The (Un)official guide to student budgeting

4 mins read

Student life is tough enough without the added financial strain. Whether you have a job or you don’t, most of us stressed souls are permanently broke. (The extra money spent on Spoons pitchers and fairy lights from Flying Tiger probably don’t help).

For some reason, the high school curriculum has deemed finding the circumference of a circle more important than teaching us how to survive when we leave their rusted gates. We are all awash in a sea of confusion and constant financial paranoia. 

So yes, budgeting is a foreign art for the fresher – and let’s face it, everyone else – so I have spent the last three years painstakingly compiling a budgeting survival guide, learnt exclusively from my own mistakes:

1. Check your bank account regularly. I know this one sounds stupid but I constantly refuse to check my balance because of the crippling fear that there won’t be anything in it. This mind set is obviously counter-productive. You have to know exactly how much money you have at any given time, even if it is just to avoid embarrassing yourself in line at Tingle.

2. Take a note of your monthly  income. Again this one is fairly self-explanatory, it is impossible to begin budgeting if you don’t know how much money you intake monthly.

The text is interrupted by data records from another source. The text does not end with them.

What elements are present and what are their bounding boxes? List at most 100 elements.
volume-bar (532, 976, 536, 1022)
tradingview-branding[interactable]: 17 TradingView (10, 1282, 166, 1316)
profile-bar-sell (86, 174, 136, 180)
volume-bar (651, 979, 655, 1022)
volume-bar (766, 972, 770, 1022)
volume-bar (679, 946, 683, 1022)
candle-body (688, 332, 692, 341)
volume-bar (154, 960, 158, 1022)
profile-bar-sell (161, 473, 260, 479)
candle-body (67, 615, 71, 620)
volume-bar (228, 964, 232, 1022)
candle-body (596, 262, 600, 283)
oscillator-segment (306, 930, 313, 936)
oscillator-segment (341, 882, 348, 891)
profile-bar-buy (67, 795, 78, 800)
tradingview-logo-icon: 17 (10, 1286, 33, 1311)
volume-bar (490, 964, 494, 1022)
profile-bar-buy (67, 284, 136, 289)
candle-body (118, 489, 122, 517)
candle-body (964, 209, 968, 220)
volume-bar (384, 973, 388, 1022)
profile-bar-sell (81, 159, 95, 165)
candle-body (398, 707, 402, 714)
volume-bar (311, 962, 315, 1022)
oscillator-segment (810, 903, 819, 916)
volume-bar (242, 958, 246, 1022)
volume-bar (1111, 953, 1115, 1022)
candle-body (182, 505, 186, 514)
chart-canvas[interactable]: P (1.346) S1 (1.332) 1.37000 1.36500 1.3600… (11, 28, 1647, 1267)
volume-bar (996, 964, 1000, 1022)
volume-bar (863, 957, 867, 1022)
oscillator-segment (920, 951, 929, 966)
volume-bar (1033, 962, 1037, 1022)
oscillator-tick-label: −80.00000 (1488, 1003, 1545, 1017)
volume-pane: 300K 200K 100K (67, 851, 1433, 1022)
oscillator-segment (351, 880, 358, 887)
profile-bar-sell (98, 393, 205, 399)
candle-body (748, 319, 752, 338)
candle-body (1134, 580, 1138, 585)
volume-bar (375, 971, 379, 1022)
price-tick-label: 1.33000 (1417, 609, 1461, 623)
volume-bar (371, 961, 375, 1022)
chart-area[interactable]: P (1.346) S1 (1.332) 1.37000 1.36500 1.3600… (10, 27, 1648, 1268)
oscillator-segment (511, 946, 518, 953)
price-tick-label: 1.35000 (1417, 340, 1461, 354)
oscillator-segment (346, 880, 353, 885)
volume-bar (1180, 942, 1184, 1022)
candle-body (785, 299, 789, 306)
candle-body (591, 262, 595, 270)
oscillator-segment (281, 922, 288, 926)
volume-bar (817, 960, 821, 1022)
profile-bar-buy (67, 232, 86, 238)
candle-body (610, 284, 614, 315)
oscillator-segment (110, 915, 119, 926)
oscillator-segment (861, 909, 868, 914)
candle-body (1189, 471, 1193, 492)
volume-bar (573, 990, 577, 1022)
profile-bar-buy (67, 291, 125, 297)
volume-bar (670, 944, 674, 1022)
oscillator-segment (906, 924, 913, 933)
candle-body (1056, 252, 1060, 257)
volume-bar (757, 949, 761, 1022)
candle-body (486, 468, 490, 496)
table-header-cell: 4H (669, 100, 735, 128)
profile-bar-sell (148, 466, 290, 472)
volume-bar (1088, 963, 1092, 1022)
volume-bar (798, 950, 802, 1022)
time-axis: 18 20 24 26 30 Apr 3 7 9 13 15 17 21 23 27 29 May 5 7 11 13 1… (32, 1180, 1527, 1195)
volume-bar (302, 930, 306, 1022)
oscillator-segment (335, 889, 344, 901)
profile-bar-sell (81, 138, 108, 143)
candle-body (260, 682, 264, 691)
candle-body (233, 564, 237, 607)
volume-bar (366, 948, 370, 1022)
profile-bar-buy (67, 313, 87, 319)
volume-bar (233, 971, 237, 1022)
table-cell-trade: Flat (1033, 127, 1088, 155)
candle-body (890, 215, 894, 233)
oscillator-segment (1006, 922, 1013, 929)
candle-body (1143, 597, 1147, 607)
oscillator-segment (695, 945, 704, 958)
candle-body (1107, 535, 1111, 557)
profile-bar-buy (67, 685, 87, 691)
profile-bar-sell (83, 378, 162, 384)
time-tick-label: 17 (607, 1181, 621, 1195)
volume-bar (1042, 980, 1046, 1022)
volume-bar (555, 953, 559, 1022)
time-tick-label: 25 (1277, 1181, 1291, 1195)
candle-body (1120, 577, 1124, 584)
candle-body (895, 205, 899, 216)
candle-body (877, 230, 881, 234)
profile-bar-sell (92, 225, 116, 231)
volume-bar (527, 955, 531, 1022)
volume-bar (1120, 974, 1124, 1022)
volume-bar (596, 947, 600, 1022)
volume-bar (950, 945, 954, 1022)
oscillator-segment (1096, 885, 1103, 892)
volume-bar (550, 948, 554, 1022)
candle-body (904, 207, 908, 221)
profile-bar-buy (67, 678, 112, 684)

Planning is key to financial stability (or so I’ve heard).

3. Stop shopping at Tesco. Lidl and Aldi are great supermarkets that are perfect for empty-pocketed students. The products are of  good quality and more importantly, a lot cheaper than Asda and Tesco.

4. Charity shops are your friend. Not only are charity shops built for a good cause, they are also a treasure trove for used furniture, crockery and clothing – the old lady smell washes out pretty quickly! Big brand clothing stores offer nothing that a charity shop does not, and for half the price too.

5. Walk when you can. Look, I live an hour away by foot from the campus and I know that the last thing any of us want to do is trudge all the way there in the lovely Scottish weather. Public transport is expensive however and the money adds up when you stop to do the maths. Walking is healthy and there’s less chances of catching a cold from the guy sitting next to you.

6. Check Unidays and Student Beans. Literally one of the only upsides to being a student is the discounts. Sure, in this age of social anxiety no one likes walking up to pay while clutching that rumpled student discount book but it goes a long way. Unidays and Student Apps are free to download and come with a myriad of benefits.

And there you have it, the unofficial student guide to budgeting. Hopefully someone will find this useful, myself included. It’s always nice to treat yourself now and again but make sure to keep a handle on your impulse buying: as depressing as some accommodation can be, you do not need another elephant poster from the fresher’s fayre.